The design study is built on the body-on-frame chassis of the four-door Jeep Wrangler Unlimited, but Jeep says it offers the “refined sophistication of an all-new on-road open-air concept vehicle”.

The Trailhawk concept, along with the Chrysler Nassau concept, will be unveiled at next week’s Detroit motor show.

Visually, the Trailhawk is a deliberately aggressive looking vehicle.

Jeep says the dash-to-front-axle dimension was deliberately made dramatically long to give the vehicle a “sense of forward motion”, according to the car’s chief exterior designer, Nick Vardis.

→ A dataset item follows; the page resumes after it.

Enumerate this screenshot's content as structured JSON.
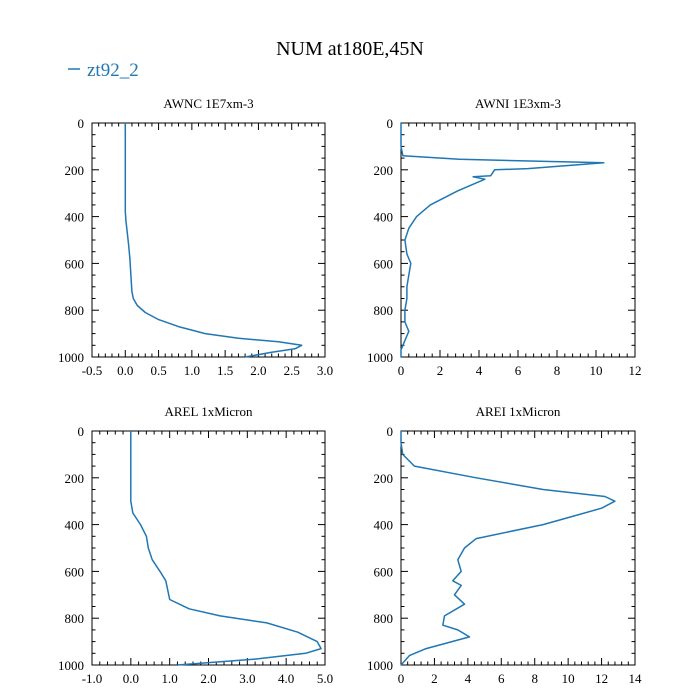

The key is the car’s long 2946mm wheelbase, he said.

The car’s chunky stance is aided by very short front and rear overhangs and fat flared guards that house huge 22-inch five-spoke wheels.

Partly trapezoidal in shape, yet not asymmetrical, these angular, crisply-contoured wheel flares reinterpret one of Jeep’s fundamental design cues.

“The flares are stretched and pulled taut at one end,” Mr Vardis said. “Each presents a ‘long side’ angled toward the centre of the body.” One interesting design detail is the car’s roof system, which is comprised of two glass panels located over the driver and passenger seat, and larger third panel that extends from over the second row of seats down to the tailgate.

Each panel can be removed to provide the same open-air feeling that driver’s would experience in a Wrangler.

9 center imageLeft: The muscular rear end.

The Jeep trademark seven-slot grille is a given but it is angled rearward to match the pitch of the front mudguard flares. Bracketed between the grille and the flares, the chamfered headlamps mimic the lean-back stance.

Beneath their clear flush lenses, HID projector beam quad lamps nestled into twin “telescopic” polished aluminum barrels light the way forward while LEDs, configured in parallel stripes provide park and turn signals.

The tail-lights mimic the look of the headlights, including the striped turn signals.

The side windows retract fully into the body, leaving no B-pillar above the beltline, while the diagonal quarter windows are also fully retractable.

Grey-tinted glass panels over the first- and second-row seats and the glass panel over the cargo compartment are removable, as is the swing-up backlight.

Jeep says that with all the glass lowered and removed, the Trailhawk offers occupants virtually the same open-air ambience as a typical soft-top Jeep. The fixed central spine contains overhead lighting and several integrated storage bins.

The Trailhawk is powered by a Mercedes-Benz sourced 3.0-litre turbo-diesel BLUETEC engine developing 158kW/510Nm.